Making lateral spread landslide models with glass microbeads…and lots of shaking!
by Philip S. Prince
Many aspects of geology are fundamentally related to material movement, but geologists can often only examine the final results of the movement for reasons of physical scale, time, and safety of personnel. Earthquake-related lateral spread landslides are a good example–they create incredibly dramatic landscape damage, but filming one from an appropriate vantage point during intense shaking is nearly impossible. Physically modeling lateral spreads is also problematic because of the soil liquefaction involved; it’s tough to combine dry and wet granular media and keep them (and their properties) separate. An illustrative, and entirely dry, lateral spread model can be made using glass microbeads beneath a cohesive sandpack, which I make by combining sand and flour. During shaking, the microbeads behave like a viscous fluid and deform the overlying sandpack. The images below show one such model I recently made. I decorated the pre-slide landscape with Monopoly houses and hotels, which got caught up in the action.
Lateral spread models made in this way are entirely conceptual and illustrative, but they look cool and do reproduce details of ground deformation above a seismically liquefying horizon. A sandpack is constructed over a layer of glass microbeads, and the whole baseplate under the model is shaken to cause the microbeads to “liquefy.” Deformation to the cohesive sandpack above the microbeads is visually interesting, with complex arrays of scarps and rotated blocks, as seen below.
No effort is made to scale the shaking; the model is simply shaken until the microbeads lose strength, presumably due to reduced sliding friction against one another during acceleartion. The in-motion appearance of these model is fun to watch, and is the main thing to take away from this post. The video linked below shows the model above, along with two others. The video shows shaking and failure at 1/2 speed, which is a bit easier to watch.
While the frequency and amplitude of shaking are exaggerated to get the desired outcome, the lateral spreads made using microbeads display some realistic details that are useful for students or non-geologists to see and connect to a formative process. Block rotation and tilted or sinking of structures within the spread is one such detail, as seen below.
I tried to make these match some of the Turnagain neighborhood images from the 1964 Alaska quake, with acceptable result. The image below is from The Atlantic, I believe.
The model lateral spreads also move with gravity and require very, very little slope to do so. Tilting the baseplate only a few degrees will lead to downslope flow. The models shown above used a slightly (3 degrees?) tilted setup and a daylighted microbeads layer (the model starts with a “bluff” below the houses) to create a strongly directional spread. The overall appearance, along with the finer details, can be made to match photographs of real lateral spreads very closely.

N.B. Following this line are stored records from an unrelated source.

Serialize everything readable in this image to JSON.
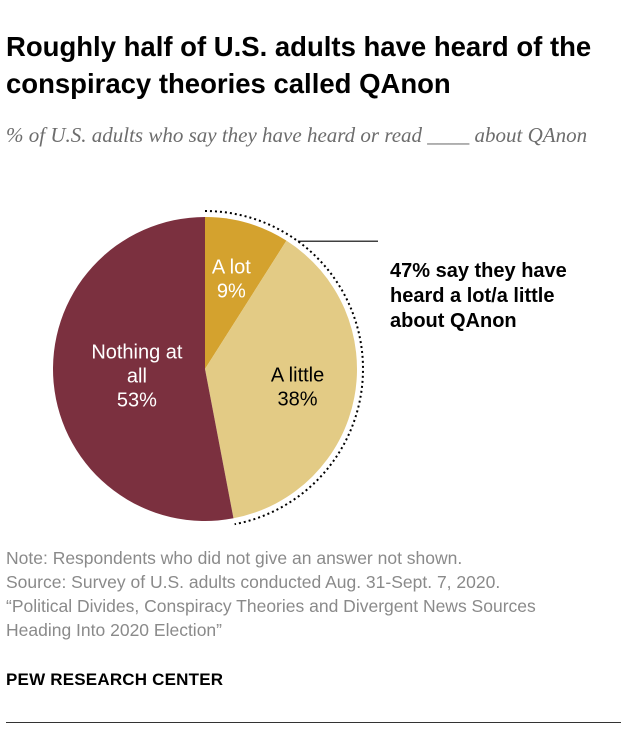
{
  "title": "Roughly half of U.S. adults have heard of the conspiracy theories called QAnon",
  "subtitle": "% of U.S. adults who say they have heard or read ____ about QAnon",
  "chart_data": {
    "type": "pie",
    "slices": [
      {
        "label_lines": [
          "A lot"
        ],
        "value": 9,
        "value_label": "9%",
        "color": "#d4a22e",
        "text_color": "#ffffff"
      },
      {
        "label_lines": [
          "A little"
        ],
        "value": 38,
        "value_label": "38%",
        "color": "#e3cb85",
        "text_color": "#000000"
      },
      {
        "label_lines": [
          "Nothing at",
          "all"
        ],
        "value": 53,
        "value_label": "53%",
        "color": "#7b303f",
        "text_color": "#ffffff"
      }
    ],
    "annotation": {
      "lines": [
        "47% say they have",
        "heard a lot/a little",
        "about QAnon"
      ],
      "bracket": "dotted arc spanning A lot and A little"
    }
  },
  "notes": [
    "Note: Respondents who did not give an answer not shown.",
    "Source: Survey of U.S. adults conducted Aug. 31-Sept. 7, 2020.",
    "“Political Divides, Conspiracy Theories and Divergent News Sources",
    "Heading Into 2020 Election”"
  ],
  "brand": "PEW RESEARCH CENTER"
}
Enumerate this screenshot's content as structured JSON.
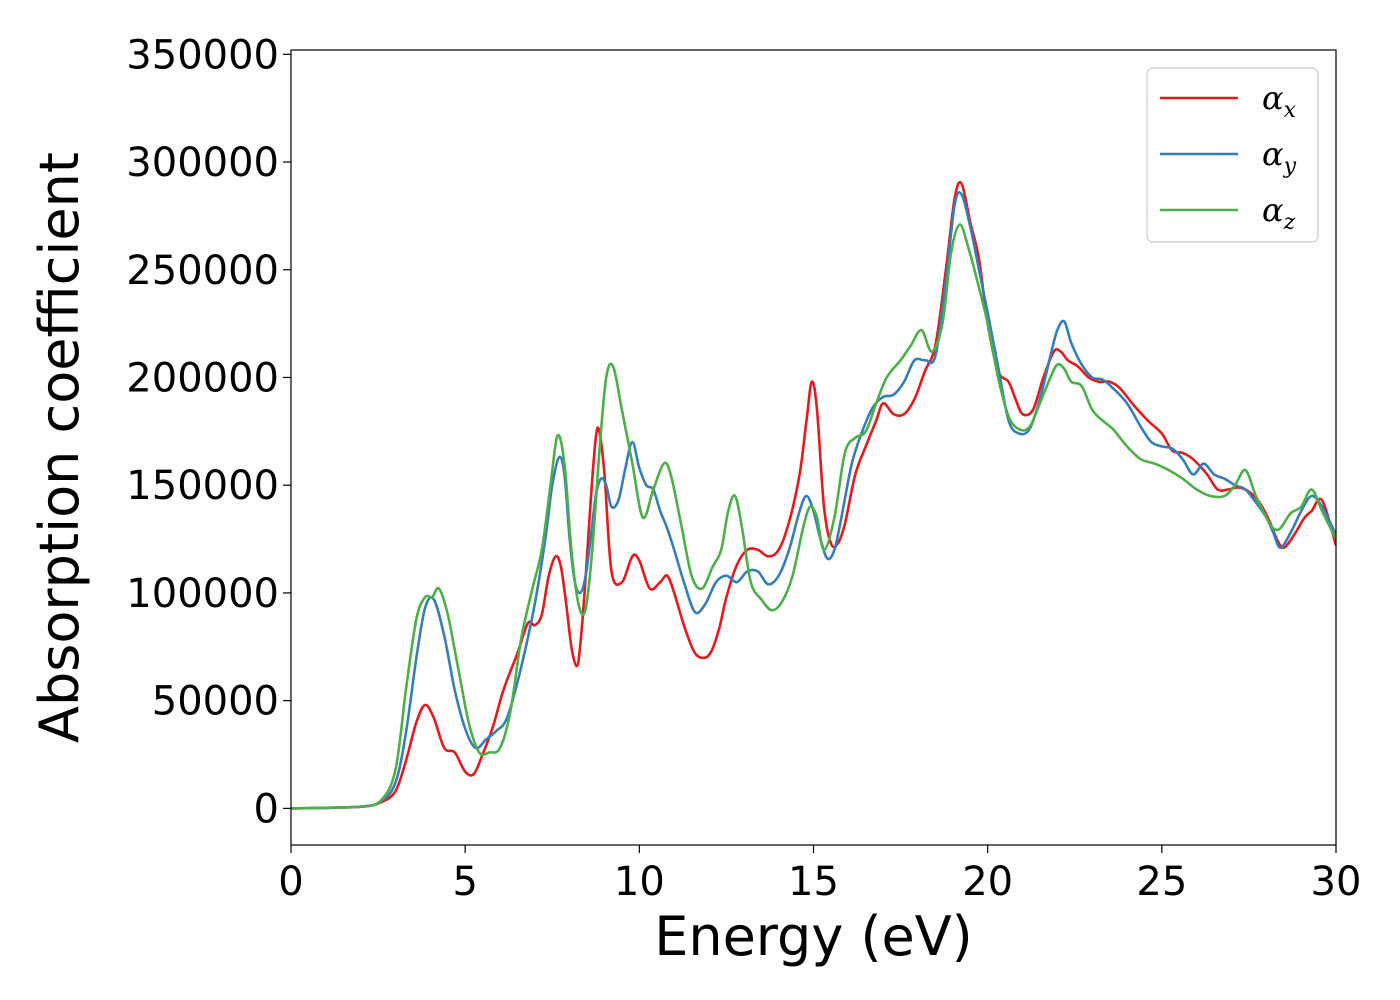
{
  "chart_data": {
    "type": "line",
    "title": "",
    "xlabel": "Energy (eV)",
    "ylabel": "Absorption coefficient",
    "xlim": [
      0,
      30
    ],
    "ylim": [
      -17000,
      352000
    ],
    "xticks": [
      0,
      5,
      10,
      15,
      20,
      25,
      30
    ],
    "yticks": [
      0,
      50000,
      100000,
      150000,
      200000,
      250000,
      300000,
      350000
    ],
    "grid": false,
    "legend_position": "top-right",
    "series": [
      {
        "name": "α",
        "subscript": "x",
        "color": "#e41a1c",
        "x": [
          0,
          2,
          2.6,
          3,
          3.3,
          3.6,
          3.85,
          4.1,
          4.4,
          4.7,
          5,
          5.25,
          5.5,
          5.8,
          6.1,
          6.5,
          6.8,
          7,
          7.2,
          7.4,
          7.6,
          7.75,
          7.9,
          8.05,
          8.2,
          8.3,
          8.45,
          8.6,
          8.75,
          8.85,
          9,
          9.2,
          9.5,
          9.8,
          10,
          10.3,
          10.6,
          10.8,
          11,
          11.3,
          11.6,
          11.9,
          12.1,
          12.3,
          12.5,
          12.8,
          13.1,
          13.4,
          13.7,
          14,
          14.3,
          14.6,
          14.8,
          14.95,
          15.1,
          15.3,
          15.5,
          15.7,
          15.9,
          16.2,
          16.5,
          16.8,
          17,
          17.3,
          17.6,
          17.9,
          18.2,
          18.5,
          18.8,
          19.05,
          19.25,
          19.5,
          19.75,
          20,
          20.3,
          20.6,
          20.8,
          21,
          21.3,
          21.6,
          21.9,
          22.1,
          22.3,
          22.6,
          22.9,
          23.2,
          23.5,
          23.8,
          24.2,
          24.6,
          25,
          25.3,
          25.6,
          25.9,
          26.3,
          26.6,
          26.9,
          27.2,
          27.5,
          27.8,
          28.1,
          28.3,
          28.5,
          28.8,
          29.1,
          29.3,
          29.6,
          30
        ],
        "y": [
          0,
          800,
          3000,
          8000,
          22000,
          40000,
          48000,
          42000,
          28000,
          26000,
          17000,
          16000,
          25000,
          38000,
          55000,
          72000,
          86000,
          85000,
          90000,
          108000,
          117000,
          112000,
          95000,
          75000,
          66000,
          75000,
          105000,
          142000,
          172000,
          175000,
          155000,
          110000,
          105000,
          117000,
          115000,
          102000,
          105000,
          108000,
          100000,
          84000,
          72000,
          70000,
          74000,
          84000,
          98000,
          113000,
          120000,
          120000,
          117000,
          120000,
          133000,
          155000,
          180000,
          198000,
          185000,
          140000,
          123000,
          123000,
          132000,
          155000,
          168000,
          180000,
          188000,
          183000,
          183000,
          190000,
          203000,
          215000,
          250000,
          283000,
          290000,
          272000,
          255000,
          225000,
          203000,
          198000,
          190000,
          183000,
          185000,
          200000,
          212000,
          212000,
          208000,
          205000,
          200000,
          198000,
          198000,
          195000,
          187000,
          180000,
          174000,
          166000,
          165000,
          162000,
          155000,
          148000,
          148000,
          149000,
          147000,
          142000,
          133000,
          125000,
          121000,
          127000,
          135000,
          138000,
          143000,
          122000
        ]
      },
      {
        "name": "α",
        "subscript": "y",
        "color": "#377eb8",
        "x": [
          0,
          2,
          2.6,
          3,
          3.3,
          3.6,
          3.85,
          4.1,
          4.4,
          4.7,
          5,
          5.3,
          5.6,
          5.9,
          6.2,
          6.6,
          7,
          7.3,
          7.5,
          7.7,
          7.85,
          8,
          8.15,
          8.3,
          8.45,
          8.6,
          8.75,
          8.9,
          9.05,
          9.2,
          9.4,
          9.6,
          9.8,
          10,
          10.2,
          10.4,
          10.6,
          10.8,
          11,
          11.3,
          11.6,
          11.9,
          12.2,
          12.5,
          12.8,
          13.1,
          13.4,
          13.7,
          14,
          14.3,
          14.6,
          14.8,
          15,
          15.2,
          15.4,
          15.6,
          15.8,
          16.1,
          16.4,
          16.7,
          17,
          17.3,
          17.6,
          17.9,
          18.2,
          18.5,
          18.8,
          19.05,
          19.25,
          19.5,
          19.75,
          20,
          20.3,
          20.6,
          20.9,
          21.2,
          21.5,
          21.8,
          22,
          22.2,
          22.4,
          22.7,
          23,
          23.3,
          23.6,
          24,
          24.4,
          24.7,
          25,
          25.3,
          25.6,
          25.9,
          26.2,
          26.5,
          26.8,
          27.1,
          27.4,
          27.7,
          28,
          28.2,
          28.4,
          28.7,
          29,
          29.3,
          29.6,
          30
        ],
        "y": [
          0,
          800,
          3500,
          12000,
          35000,
          70000,
          93000,
          97000,
          80000,
          55000,
          37000,
          28000,
          32000,
          36000,
          42000,
          65000,
          95000,
          125000,
          150000,
          163000,
          155000,
          125000,
          105000,
          100000,
          107000,
          125000,
          145000,
          153000,
          150000,
          140000,
          143000,
          158000,
          170000,
          158000,
          150000,
          148000,
          138000,
          130000,
          120000,
          104000,
          91000,
          95000,
          105000,
          108000,
          105000,
          110000,
          110000,
          104000,
          108000,
          120000,
          138000,
          145000,
          138000,
          125000,
          116000,
          120000,
          135000,
          160000,
          175000,
          186000,
          191000,
          192000,
          198000,
          208000,
          208000,
          210000,
          245000,
          280000,
          285000,
          270000,
          250000,
          230000,
          205000,
          180000,
          174000,
          176000,
          190000,
          210000,
          222000,
          226000,
          216000,
          206000,
          200000,
          199000,
          195000,
          188000,
          177000,
          170000,
          168000,
          167000,
          162000,
          155000,
          160000,
          155000,
          153000,
          150000,
          148000,
          142000,
          135000,
          128000,
          121000,
          128000,
          138000,
          145000,
          140000,
          127000
        ]
      },
      {
        "name": "α",
        "subscript": "z",
        "color": "#4daf4a",
        "x": [
          0,
          2,
          2.6,
          3,
          3.3,
          3.6,
          3.85,
          4.05,
          4.25,
          4.5,
          4.8,
          5.1,
          5.4,
          5.7,
          6,
          6.3,
          6.6,
          6.9,
          7.2,
          7.45,
          7.65,
          7.85,
          8.05,
          8.25,
          8.45,
          8.65,
          8.85,
          9.05,
          9.25,
          9.5,
          9.8,
          10.1,
          10.4,
          10.7,
          10.9,
          11.2,
          11.5,
          11.8,
          12.1,
          12.35,
          12.55,
          12.75,
          12.95,
          13.2,
          13.5,
          13.8,
          14.1,
          14.4,
          14.7,
          14.9,
          15.1,
          15.3,
          15.6,
          15.9,
          16.2,
          16.5,
          16.8,
          17.1,
          17.5,
          17.8,
          18.1,
          18.4,
          18.7,
          18.95,
          19.2,
          19.45,
          19.7,
          20,
          20.3,
          20.6,
          20.9,
          21.2,
          21.5,
          21.8,
          22,
          22.2,
          22.4,
          22.7,
          23,
          23.3,
          23.6,
          24,
          24.4,
          24.8,
          25.2,
          25.6,
          26,
          26.4,
          26.8,
          27.1,
          27.4,
          27.7,
          28,
          28.2,
          28.4,
          28.7,
          29,
          29.3,
          29.6,
          30
        ],
        "y": [
          0,
          800,
          4000,
          18000,
          55000,
          88000,
          98000,
          98000,
          102000,
          90000,
          65000,
          40000,
          26000,
          26000,
          28000,
          45000,
          78000,
          100000,
          120000,
          150000,
          173000,
          160000,
          120000,
          95000,
          92000,
          120000,
          165000,
          200000,
          205000,
          185000,
          160000,
          135000,
          148000,
          160000,
          155000,
          132000,
          108000,
          102000,
          112000,
          120000,
          138000,
          145000,
          130000,
          105000,
          97000,
          92000,
          96000,
          108000,
          130000,
          140000,
          135000,
          120000,
          135000,
          165000,
          172000,
          175000,
          188000,
          200000,
          208000,
          215000,
          222000,
          212000,
          225000,
          258000,
          271000,
          260000,
          245000,
          225000,
          200000,
          182000,
          176000,
          177000,
          188000,
          200000,
          206000,
          204000,
          198000,
          196000,
          185000,
          180000,
          176000,
          168000,
          162000,
          160000,
          157000,
          153000,
          148000,
          145000,
          145000,
          150000,
          157000,
          145000,
          135000,
          130000,
          130000,
          137000,
          140000,
          148000,
          138000,
          125000
        ]
      }
    ]
  }
}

Lateral spreads affecting infrastructure can also be modeled. The experiments shown below induced lateral spreading below a model embankment. Again, with slight tilt or asymmetry, the spread that develops is directional. The arcuate scarps in the model spreads below turned out well.
These models confined the microbeads in all directions, and they “sloshed” significanlty from side to side; this movement is easily visible in the video linked below.
The final geometry of these spreads was remarkably flat, with a gently raised toe bulge and equally low slope slide head. Head and toe reaches this equilibrium geometry when the microbeads layer was at its weakest.
Inducing a lateral spread beneath a symmetrical embankment-type structure with no tilt produced a variety of results, but bi-directional spreading and toe compression are possible. Sloshing was a problem here, too–see the previous video link. Shaking in a single direction meant that the final outcome related to orientation of the embankment to the shaking direction.
I wanted these models to compare with one of the more widely distributed examples from the 2018 Alaska earthquake, where a road (Vine Road, I believe) experienced a bi-directional spread with two compressional toes. The image below is from the USGS My setup needs more work, but the potential is there…
The obvious drawbacks to these models are the lack of true pore water-induced liquefaction and the exaggerated shaking and sloshing, but these models are easy to set up, easy to break down, and make the connection between shaking, distinct material behaviors, and earthquake/slide-related landforms easy to appreciate. Vibrating the base plate might also produce a good result, but I have not constructed a rig to produce it. If anyone gives it a shot, let me know!